Evrensel’de yer alan habere göre Demir, açıklamanın devamında ise şunları söyledi:
İktidarıyla patronuyla bu ‘büyük prestij projesinin’ sahipleri için, polisi, jandarması, adliyesi, meslek ahlakından yoksun yazarları için bu cinayet hiç işlenmedi! Hatta bu işçi hiç var olmadı! Örtbas etme çabaları, mutlak suskunlukları başka neyi gösterir? Sorunlara dikkat çeken işçiler sendika yöneticileri ve destekleyenleri hakkında davalar açarken hiç vakit kaybetmeyen savcılar, acaba girişimde bulunup, sorumlu İGA yöneticileri hakkında bir soruşturma açmış mıdır? Şimdi ölen işçinin ailesine ulaşılmasını engellemek için, başka deyişle, ailenin cenazeye ulaşmaması için ellerinden geleni yapacaklar. Gizleme çabası ve sessizlikleri bunun içindir. Bunu da başarsalardı kimsesizler mezarlığına bir işçi daha gömülecekti. Belki biz bilmeden bu ‘büyük prestij yatırımının!’ inşaatında öldürülen bilinmez sayılı işçilerin yanına birisi daha eklenecekti. Ama bu sefer, son cinayet gizlenemedi. Şimdilik, ölen kardeşimizin kimliğini değil ama en azından öldürülmüş olduğunu biliyoruz. Şunu da biliyoruz ki bu cinayetin gizlenememiş olması, havalimanı işçilerinin talepleri için ayağa kalkmaları ile her kesimde, işçilerde, vicdanlarda artan bir farkındalığın eseridir. İşçilerin haklı tepkisi bütün ülkede ses getirmese bu cinayetin de üstünü örtebileceklerdi.

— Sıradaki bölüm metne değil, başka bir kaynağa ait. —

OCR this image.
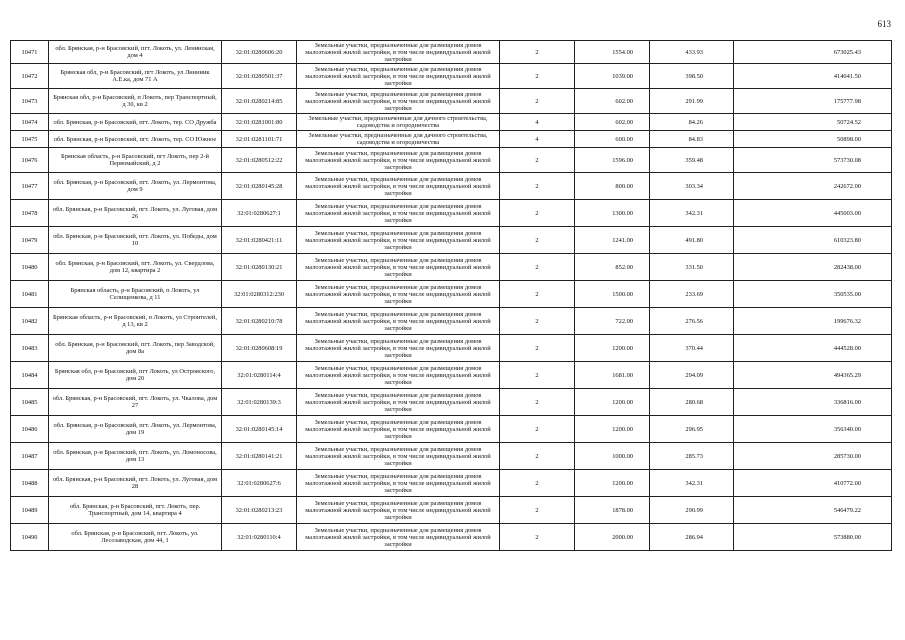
613
10471	обл. Брянская, р-н Брасовский, пгт. Локоть, ул. Ленинская, дом 4	32:01:0280606:20	Земельные участки, предназначенные для размещения домов малоэтажной жилой застройки, в том числе индивидуальной жилой застройки	2	1554.00	433.93	673025.43
10472	Брянская обл, р-н Брасовский, пгт Локоть, ул Линниик А.Е.ка, дом 71 А	32:01:0280501:37	Земельные участки, предназначенные для размещения домов малоэтажной жилой застройки, в том числе индивидуальной жилой застройки	2	1039.00	398.50	414041.50
10473	Брянская обл, р-н Брасовский, п Локоть, пер Транспортный, д 30, кв 2	32:01:0280214:85	Земельные участки, предназначенные для размещения домов малоэтажной жилой застройки, в том числе индивидуальной жилой застройки	2	602.00	291.99	175777.98
10474	обл. Брянская, р-н Брасовский, пгт. Локоть, тер. СО Дружба	32:01:0281001:80	Земельные участки, предназначенные для дачного строительства, садоводства и огородничества	4	602.00	84.26	50724.52
10475	обл. Брянская, р-н Брасовский, пгт. Локоть, тер. СО Южное	32:01:0281101:71	Земельные участки, предназначенные для дачного строительства, садоводства и огородничества	4	600.00	84.83	50898.00
10476	Брянская область, р-н Брасовский, пгт Локоть, пер 2-й Первомайский, д 2	32:01:0280512:22	Земельные участки, предназначенные для размещения домов малоэтажной жилой застройки, в том числе индивидуальной жилой застройки	2	1596.00	359.48	573730.08
10477	обл. Брянская, р-н Брасовский, пгт. Локоть, ул. Лермонтова, дом 9	32:01:0280145:28	Земельные участки, предназначенные для размещения домов малоэтажной жилой застройки, в том числе индивидуальной жилой застройки	2	800.00	303.34	242672.00
10478	обл. Брянская, р-н Брасовский, пгт. Локоть, ул. Луговая, дом 26	32:01:0280627:1	Земельные участки, предназначенные для размещения домов малоэтажной жилой застройки, в том числе индивидуальной жилой застройки	2	1300.00	342.31	445003.00
10479	обл. Брянская, р-н Брасовский, пгт. Локоть, ул. Победы, дом 10	32:01:0280421:11	Земельные участки, предназначенные для размещения домов малоэтажной жилой застройки, в том числе индивидуальной жилой застройки	2	1241.00	491.80	610323.80
10480	обл. Брянская, р-н Брасовский, пгт. Локоть, ул. Свердлова, дом 12, квартира 2	32:01:0280130:21	Земельные участки, предназначенные для размещения домов малоэтажной жилой застройки, в том числе индивидуальной жилой застройки	2	852.00	331.50	282438.00
10481	Брянская область, р-н Брасовский, п Локоть, ул Селищенкова, д 11	32:01:0280312:230	Земельные участки, предназначенные для размещения домов малоэтажной жилой застройки, в том числе индивидуальной жилой застройки	2	1500.00	233.69	350535.00
10482	Брянская область, р-н Брасовский, п Локоть, ул Строителей, д 13, кв 2	32:01:0280210:78	Земельные участки, предназначенные для размещения домов малоэтажной жилой застройки, в том числе индивидуальной жилой застройки	2	722.00	276.56	199676.32
10483	обл. Брянская, р-н Брасовский, пгт. Локоть, пер Заводской, дом 8а	32:01:0280608:19	Земельные участки, предназначенные для размещения домов малоэтажной жилой застройки, в том числе индивидуальной жилой застройки	2	1200.00	370.44	444528.00
10484	Брянская обл, р-н Брасовский, пгт Локоть, ул Островского, дом 20	32:01:0280114:4	Земельные участки, предназначенные для размещения домов малоэтажной жилой застройки, в том числе индивидуальной жилой застройки	2	1681.00	294.09	494365.29
10485	обл. Брянская, р-н Брасовский, пгт. Локоть, ул. Чкалова, дом 27	32:01:0280139:3	Земельные участки, предназначенные для размещения домов малоэтажной жилой застройки, в том числе индивидуальной жилой застройки	2	1200.00	280.68	336816.00
10486	обл. Брянская, р-н Брасовский, пгт. Локоть, ул. Лермонтова, дом 19	32:01:0280145:14	Земельные участки, предназначенные для размещения домов малоэтажной жилой застройки, в том числе индивидуальной жилой застройки	2	1200.00	296.95	356340.00
10487	обл. Брянская, р-н Брасовский, пгт. Локоть, ул. Ломоносова, дом 13	32:01:0280141:21	Земельные участки, предназначенные для размещения домов малоэтажной жилой застройки, в том числе индивидуальной жилой застройки	2	1000.00	285.73	285730.00
10488	обл. Брянская, р-н Брасовский, пгт. Локоть, ул. Луговая, дом 28	32:01:0280627:6	Земельные участки, предназначенные для размещения домов малоэтажной жилой застройки, в том числе индивидуальной жилой застройки	2	1200.00	342.31	410772.00
10489	обл. Брянская, р-н Брасовский, пгт. Локоть, пер. Транспортный, дом 14, квартира 4	32:01:0280213:23	Земельные участки, предназначенные для размещения домов малоэтажной жилой застройки, в том числе индивидуальной жилой застройки	2	1878.00	290.99	546479.22
10490	обл. Брянская, р-н Брасовский, пгт. Локоть, ул. Лесозаводская, дом 44, 1	32:01:0280110:4	Земельные участки, предназначенные для размещения домов малоэтажной жилой застройки, в том числе индивидуальной жилой застройки	2	2000.00	286.94	573880.00
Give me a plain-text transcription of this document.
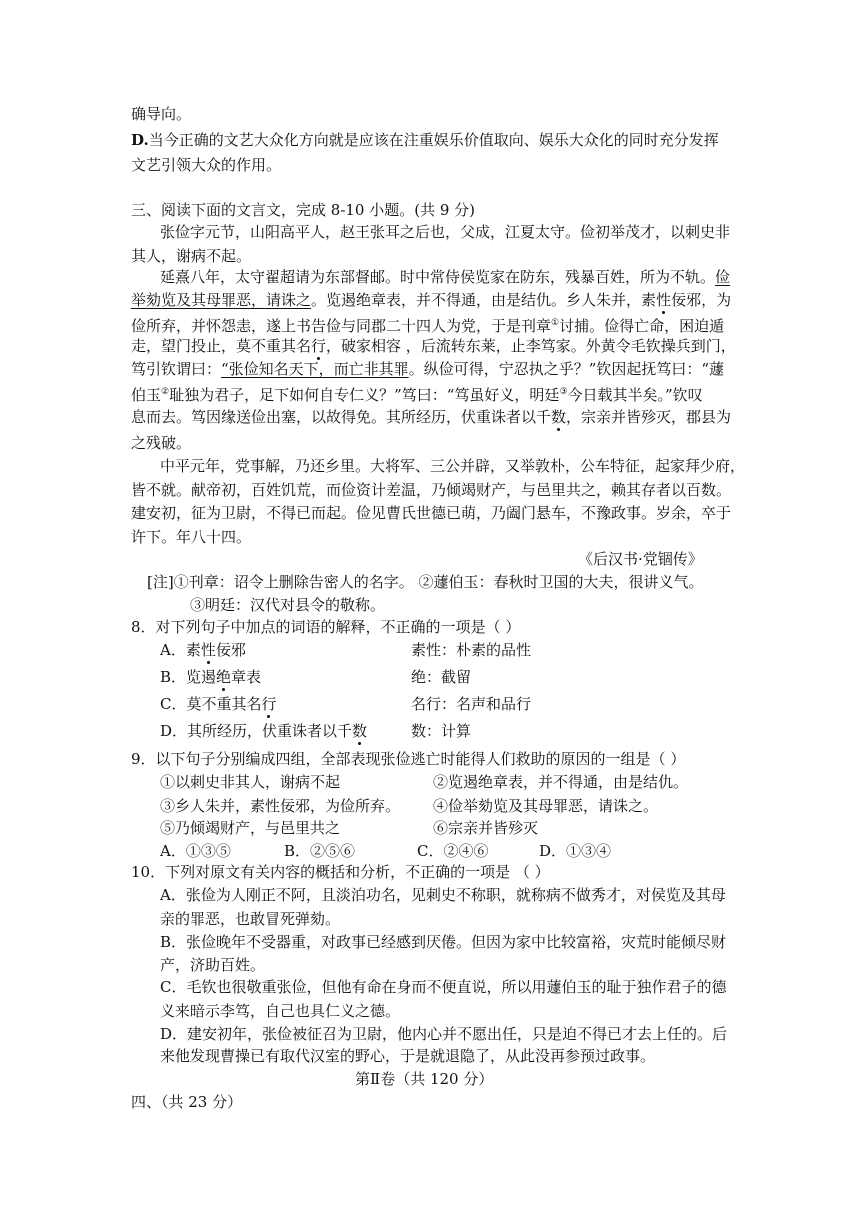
确导向。
D.当今正确的文艺大众化方向就是应该在注重娱乐价值取向、娱乐大众化的同时充分发挥
文艺引领大众的作用。
三、阅读下面的文言文，完成 8-10 小题。(共 9 分)
张俭字元节，山阳高平人，赵王张耳之后也，父成，江夏太守。俭初举茂才，以刺史非
其人，谢病不起。
延熹八年，太守翟超请为东部督邮。时中常侍侯览家在防东，残暴百姓，所为不轨。俭
举劾览及其母罪恶，请诛之。览遏绝章表，并不得通，由是结仇。乡人朱并，素性佞邪，为
俭所弃，并怀怨恚，遂上书告俭与同郡二十四人为党，于是刊章①讨捕。俭得亡命，困迫遁
走，望门投止，莫不重其名行，破家相容 ，后流转东莱，止李笃家。外黄令毛钦操兵到门，
笃引钦谓曰：“张俭知名天下，而亡非其罪。纵俭可得，宁忍执之乎？”钦因起抚笃曰：“蘧
伯玉②耻独为君子，足下如何自专仁义？”笃曰：“笃虽好义，明廷③今日载其半矣。”钦叹
息而去。笃因缘送俭出塞，以故得免。其所经历，伏重诛者以千数，宗亲并皆殄灭，郡县为
之残破。
中平元年，党事解，乃还乡里。大将军、三公并辟，又举敦朴，公车特征，起家拜少府，
皆不就。献帝初，百姓饥荒，而俭资计差温，乃倾竭财产，与邑里共之，赖其存者以百数。
建安初，征为卫尉，不得已而起。俭见曹氏世德已萌，乃阖门悬车，不豫政事。岁余，卒于
许下。年八十四。
《后汉书·党锢传》
[注]①刊章：诏令上删除告密人的名字。 ②蘧伯玉：春秋时卫国的大夫，很讲义气。
③明廷：汉代对县令的敬称。
8．对下列句子中加点的词语的解释，不正确的一项是（ ）
A．素性佞邪	素性：朴素的品性
B．览遏绝章表	绝：截留
C．莫不重其名行	名行：名声和品行
D．其所经历，伏重诛者以千数	数：计算
9．以下句子分别编成四组，全部表现张俭逃亡时能得人们救助的原因的一组是（ ）
①以刺史非其人，谢病不起	②览遏绝章表，并不得通，由是结仇。
③乡人朱并，素性佞邪，为俭所弃。 ④俭举劾览及其母罪恶，请诛之。
⑤乃倾竭财产，与邑里共之	⑥宗亲并皆殄灭
A．①③⑤	B．②⑤⑥	C．②④⑥	D．①③④
10．下列对原文有关内容的概括和分析，不正确的一项是 （ ）
A．张俭为人刚正不阿，且淡泊功名，见刺史不称职，就称病不做秀才，对侯览及其母
亲的罪恶，也敢冒死弹劾。
B．张俭晚年不受器重，对政事已经感到厌倦。但因为家中比较富裕，灾荒时能倾尽财
产，济助百姓。
C．毛钦也很敬重张俭，但他有命在身而不便直说，所以用蘧伯玉的耻于独作君子的德
义来暗示李笃，自己也具仁义之德。
D．建安初年，张俭被征召为卫尉，他内心并不愿出任，只是迫不得已才去上任的。后
来他发现曹操已有取代汉室的野心，于是就退隐了，从此没再参预过政事。
第Ⅱ卷（共 120 分）
四、（共 23 分）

Şantiyelerde, işyerlerinde ücretten, çalışma, yaşama koşullarına kadar yükselen bütün taleplerin nedeninin, patronların daha çok kâr için işçiye vermedikleri haklar olduğunu belirten Demir, “İşçi sağlığı iş güvenliğine yatırım yapmamaları, iş güvenliğini maliyet artıran gereksiz masraf olarak görmeleridir. 3. havalimanı işçilerinin isyanı, bütün bu nedensellikleri ortaya koyan büyük bir çoban ateşi oldu. Sermayenin ve iktidarlarının korkusu, bu ateşin yayılması, karanlığın aralanmasıdır. Direnen işçilere uygulanan yoğun baskılar, tutuklamalar bu korkunun eseridir. Ve elbette bu son örnekte görüldüğü gibi, üç gün önce işledikleri cinayeti örtbas etme, gizleme çabası da bu korkunun ürünüdür. Havalimanı işçilerinin haklı talepleri için verdikleri mücadele ile dayanışmamızı yükselteceğimizi yineliyoruz. İş cinayetlerini gizleme, bilgi karartma çabaları karşısında her duyarlı bireyi, kurumu gerçeği yayan birer mecra olmaya, birlikte mücadeleye çağırıyoruz” dedi.